A Focus on Financial Literacy and College Persistence as it Accelerates in Academia

A Focus on Financial Literacy and College Persistence as it Accelerates in Academia

Donna Little with Vincent Tinto at the Financial Literacy and College Persistence conference.

“It has always been the belief that the failings of one generation should not become the condition for the next,” said Provost James Woolever in his welcome for the Financial Literacy and College Persistence conference held at Menlo College on January 18. “The time has come to prepare the next generation to deal with the complex financial issues that will have a real bearing on the quality of their lives.”

Conference Chair Professor Donna Little, Associate Professor of Accounting and Finance at Menlo College, explained that the goals for the conference included learning about latest research from experts, learning about funders’ goals and objectives, and sharing practices for curriculum and program designs. She thanked Citi Community Development for its generous contribution to the event, and also recognized BPM Accountants and Consultants for providing additional conference scholarships.

Explaining why she wanted to offer this conference, Little said that over the years, she and fellow educators in the traditional subjects of economics, mathematics, accounting and finance noticed that students responded in a highly positive way to personal finance elements in their courses.

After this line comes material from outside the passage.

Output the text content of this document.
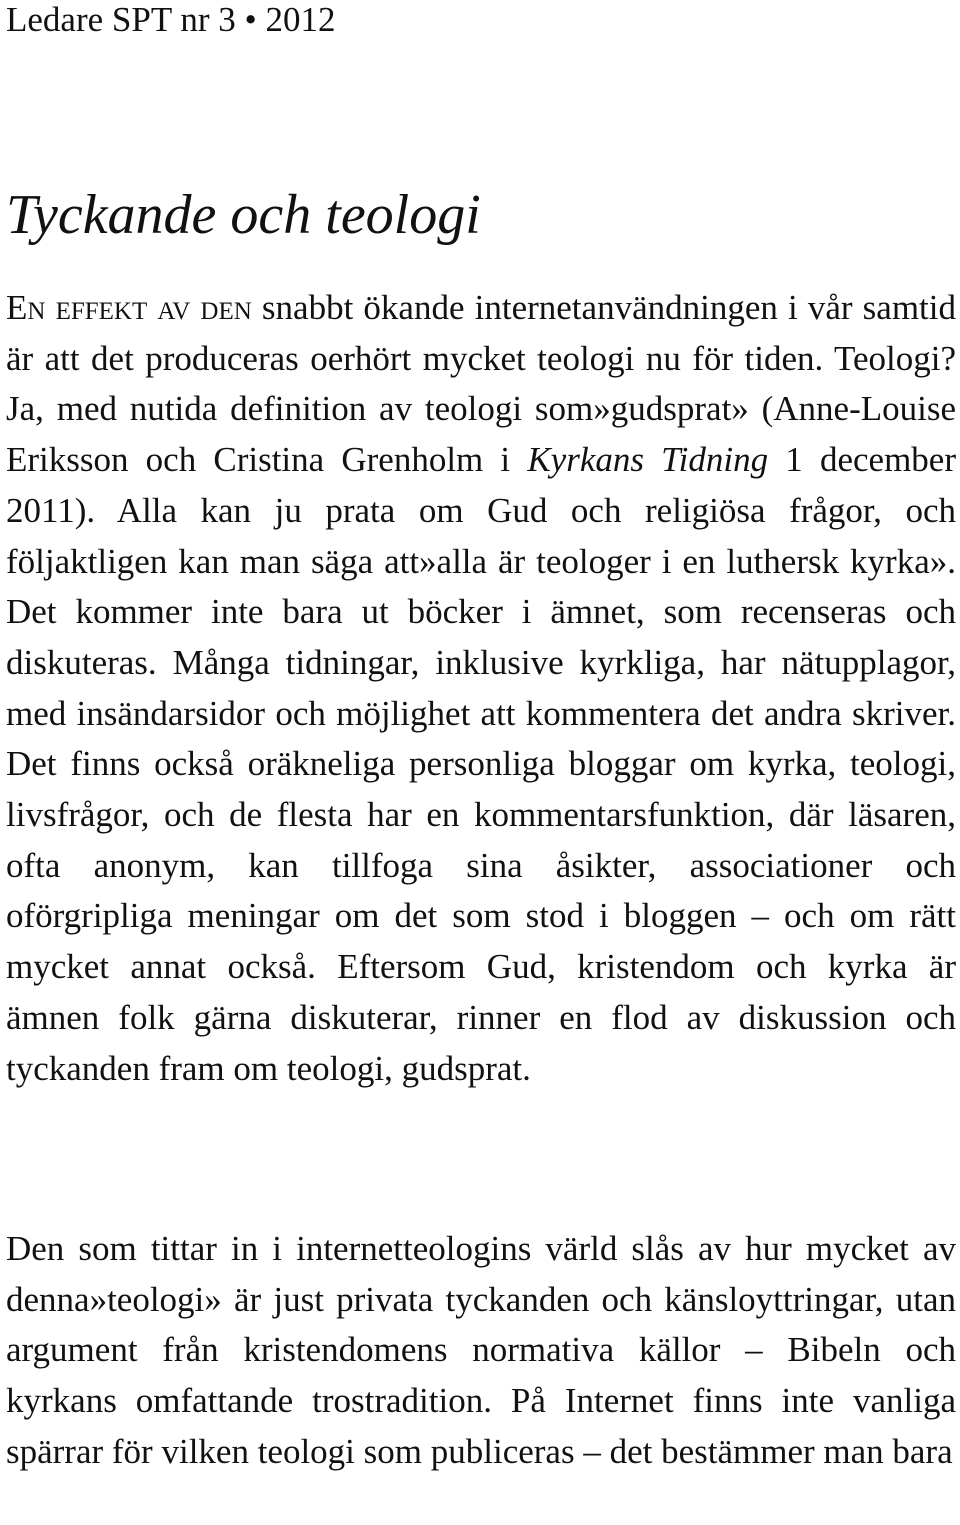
Ledare SPT nr 3 • 2012
Tyckande och teologi

En effekt av den snabbt ökande internetanvändningen i vår samtid är att det produceras oerhört mycket teologi nu för tiden. Teologi? Ja, med nutida definition av teologi som»gudsprat» (Anne-Louise Eriksson och Cristina Grenholm i Kyrkans Tidning 1 december 2011). Alla kan ju prata om Gud och religiösa frågor, och följaktligen kan man säga att»alla är teologer i en luthersk kyrka». Det kommer inte bara ut böcker i ämnet, som recenseras och diskuteras. Många tidningar, inklusive kyrkliga, har nätupplagor, med insändarsidor och möjlighet att kommentera det andra skriver. Det finns också oräkneliga personliga bloggar om kyrka, teologi, livsfrågor, och de flesta har en kommentarsfunktion, där läsaren, ofta anonym, kan tillfoga sina åsikter, associationer och oförgripliga meningar om det som stod i bloggen – och om rätt mycket annat också. Eftersom Gud, kristendom och kyrka är ämnen folk gärna diskuterar, rinner en flod av diskussion och tyckanden fram om teologi, gudsprat.

Den som tittar in i internetteologins värld slås av hur mycket av denna»teologi» är just privata tyckanden och känsloyttringar, utan argument från kristendomens normativa källor – Bibeln och kyrkans omfattande trostradition. På Internet finns inte vanliga spärrar för vilken teologi som publiceras – det bestämmer man bara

Little said, “Speaking for myself, after over 25 years of teaching corporate finance and accounting, I’ve given what I believe to be terrific lessons about financial statement preparation and analysis, and stock evaluations. But what do my former students still remember? What was most helpful comes from the moments in class when I made it personal—when we did a personal budget, when we amortized personal debt, when we demonstrated compounding as it relates to personal asset building and even the depreciation applied to a family car. When they could use the information and could advise their friends and family, their satisfaction multiplied. Student and alumni enthusiasm influenced me to put more and more personal finance examples into my traditional class.”

Little decided to develop an elective class and as she was doing so, the 2008 economic crisis hit. Subprime lending fell apart. “Bernie Madoff scandalized the nation and bankruptcy laws changed. Financial literacy became a hot topic,” said Little. “The idea of educating our students to be able to make sound financial decisions garnered wide appeal and urgency. Banks, accountants, government agencies and even the NCAA began proliferating materials.”

Little cited how the issue of financial literacy became an agenda at the highest levels of our government. The President’s Advisory Council on Financial Capability was established in 2010. It called for improvement in financial education. The council's 2012 interim report calls for financial education to take its ‘rightful place in American schools,’ and for research to support development and dissemination of universal outcome metrics, program evaluation standards, and research to help educators choose programs best suited to their learners’ objectives.

Unemployment rates climbed and college tuition grew, exceeding inflation by over 3% per year. Student loan debt ballooned, and government oversight increased. The State of California has now instituted retention requirements for Cal Grant eligibility. Governor Brown’s newly released 2013–2014 California budget proposal ties graduation rates to state funding.

Little described how anecdotal evidence among educators and administrators in a national survey result pointed to a possible connection between financial literacy and college persistence. In the community, college access programs were evolving, their missions included college success. They reported that students needed personal financial education to manage the transition to college. Community development and charitable groups became interested in funding programs. “All this momentum, combined with our shared passion for teaching and helping students succeed in college, has brought us to this junction,” said Little.

Little concluded, saying “Many of us are developing courses, sets of course, and centers for financial literacy at our respective colleges. Our centers include providing a wide range of events, materials and community outreach. We find that non-profits need our resources and assistance as they incorporate personal finance learning experiences into program protocols. Research and assessment are top priorities for all of us.”